Article by Sean Minogue, Now Toronto
“Canada’s current system of marijuana prohibition does not work,” reads the federal Liberal party’s website. That fact is all too clear to anyone waiting for the landscape to change while enduring conditions like chronic pain, post-traumatic stress disorder or serious sleep issues.
The mounting evidence about the effectiveness of medical cannabis is hard to ignore. Last year, McGill University published a study on its long-term side effects on patients with chronic pain, finding there was no increase of “serious adverse events.” A 2014 study in New Mexico found that medical cannabis accounted for a 75 per cent reduction in symptoms associated with post-traumatic stress disorder.
And when it comes to sleep disorders, Dr. Atul Khullar, a senior consultant at MedSleep clinics, has found that medical cannabis works very well for certain patients. “A lot of problems we were seeing with psychiatric issues combined with sleep issues weren’t responding to traditional therapies, or the therapies weren’t tolerated,” says Dr. Khullar. “So we began cautiously using medical cannabis for some very resistant cases and found some good success.”

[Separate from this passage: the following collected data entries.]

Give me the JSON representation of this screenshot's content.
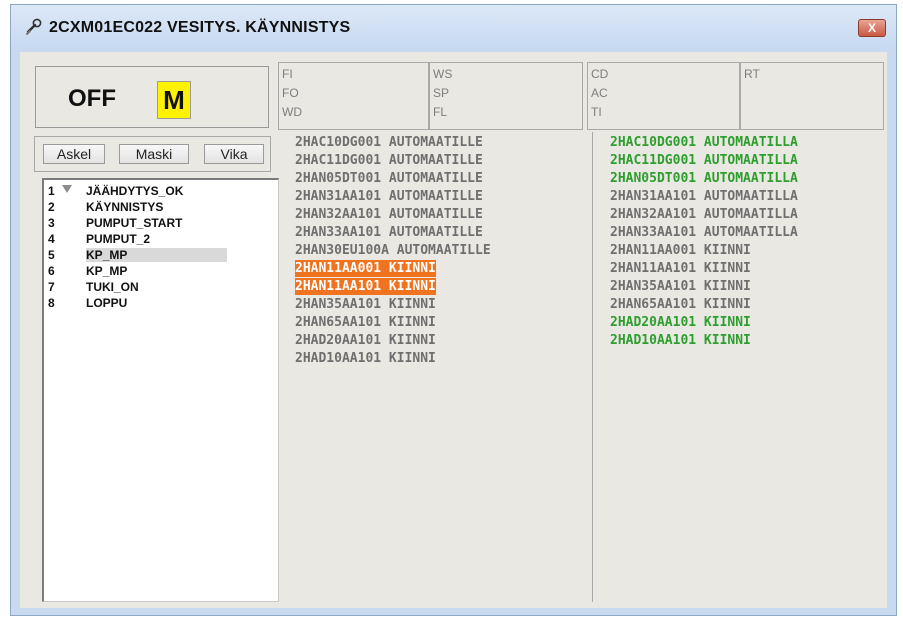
{
  "window": {
    "title": "2CXM01EC022 VESITYS. KÄYNNISTYS",
    "close_label": "X"
  },
  "status": {
    "state": "OFF",
    "mode": "M",
    "mode_color": "#fff200"
  },
  "params": [
    [
      "FI",
      "FO",
      "WD"
    ],
    [
      "WS",
      "SP",
      "FL"
    ],
    [
      "CD",
      "AC",
      "TI"
    ],
    [
      "RT"
    ]
  ],
  "buttons": {
    "step": "Askel",
    "mask": "Maski",
    "fault": "Vika"
  },
  "steps": [
    {
      "num": "1",
      "label": "JÄÄHDYTYS_OK"
    },
    {
      "num": "2",
      "label": "KÄYNNISTYS"
    },
    {
      "num": "3",
      "label": "PUMPUT_START"
    },
    {
      "num": "4",
      "label": "PUMPUT_2"
    },
    {
      "num": "5",
      "label": "KP_MP"
    },
    {
      "num": "6",
      "label": "KP_MP"
    },
    {
      "num": "7",
      "label": "TUKI_ON"
    },
    {
      "num": "8",
      "label": "LOPPU"
    }
  ],
  "conditions_left": [
    {
      "text": "2HAC10DG001 AUTOMAATILLE",
      "status": "gray"
    },
    {
      "text": "2HAC11DG001 AUTOMAATILLE",
      "status": "gray"
    },
    {
      "text": "2HAN05DT001 AUTOMAATILLE",
      "status": "gray"
    },
    {
      "text": "2HAN31AA101 AUTOMAATILLE",
      "status": "gray"
    },
    {
      "text": "2HAN32AA101 AUTOMAATILLE",
      "status": "gray"
    },
    {
      "text": "2HAN33AA101 AUTOMAATILLE",
      "status": "gray"
    },
    {
      "text": "2HAN30EU100A AUTOMAATILLE",
      "status": "gray"
    },
    {
      "text": "2HAN11AA001 KIINNI",
      "status": "orange"
    },
    {
      "text": "2HAN11AA101 KIINNI",
      "status": "orange"
    },
    {
      "text": "2HAN35AA101 KIINNI",
      "status": "gray"
    },
    {
      "text": "2HAN65AA101 KIINNI",
      "status": "gray"
    },
    {
      "text": "2HAD20AA101 KIINNI",
      "status": "gray"
    },
    {
      "text": "2HAD10AA101 KIINNI",
      "status": "gray"
    }
  ],
  "conditions_right": [
    {
      "text": "2HAC10DG001 AUTOMAATILLA",
      "status": "green"
    },
    {
      "text": "2HAC11DG001 AUTOMAATILLA",
      "status": "green"
    },
    {
      "text": "2HAN05DT001 AUTOMAATILLA",
      "status": "green"
    },
    {
      "text": "2HAN31AA101 AUTOMAATILLA",
      "status": "gray"
    },
    {
      "text": "2HAN32AA101 AUTOMAATILLA",
      "status": "gray"
    },
    {
      "text": "2HAN33AA101 AUTOMAATILLA",
      "status": "gray"
    },
    {
      "text": "2HAN11AA001 KIINNI",
      "status": "gray"
    },
    {
      "text": "2HAN11AA101 KIINNI",
      "status": "gray"
    },
    {
      "text": "2HAN35AA101 KIINNI",
      "status": "gray"
    },
    {
      "text": "2HAN65AA101 KIINNI",
      "status": "gray"
    },
    {
      "text": "2HAD20AA101 KIINNI",
      "status": "green"
    },
    {
      "text": "2HAD10AA101 KIINNI",
      "status": "green"
    }
  ],
  "colors": {
    "ok_green": "#2e9e2e",
    "fault_orange": "#f0731f",
    "inactive_gray": "#6f6f6f"
  }
}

The available research and positive patient experiences should hasten a change in federal legislation, but this hasn’t happened yet. Dr. Khullar believes one of the big issues could be the blurring of the various uses of cannabis.
“I think it’s two streams,” he says. “Are you using this recreationally or are you using this medically? They’re completely different, even if it’s the same product. This is the uniqueness of medical cannabis.” It’s also a unique problem for doctors who want to steer clear of the recreational market while also providing the best health care to patients.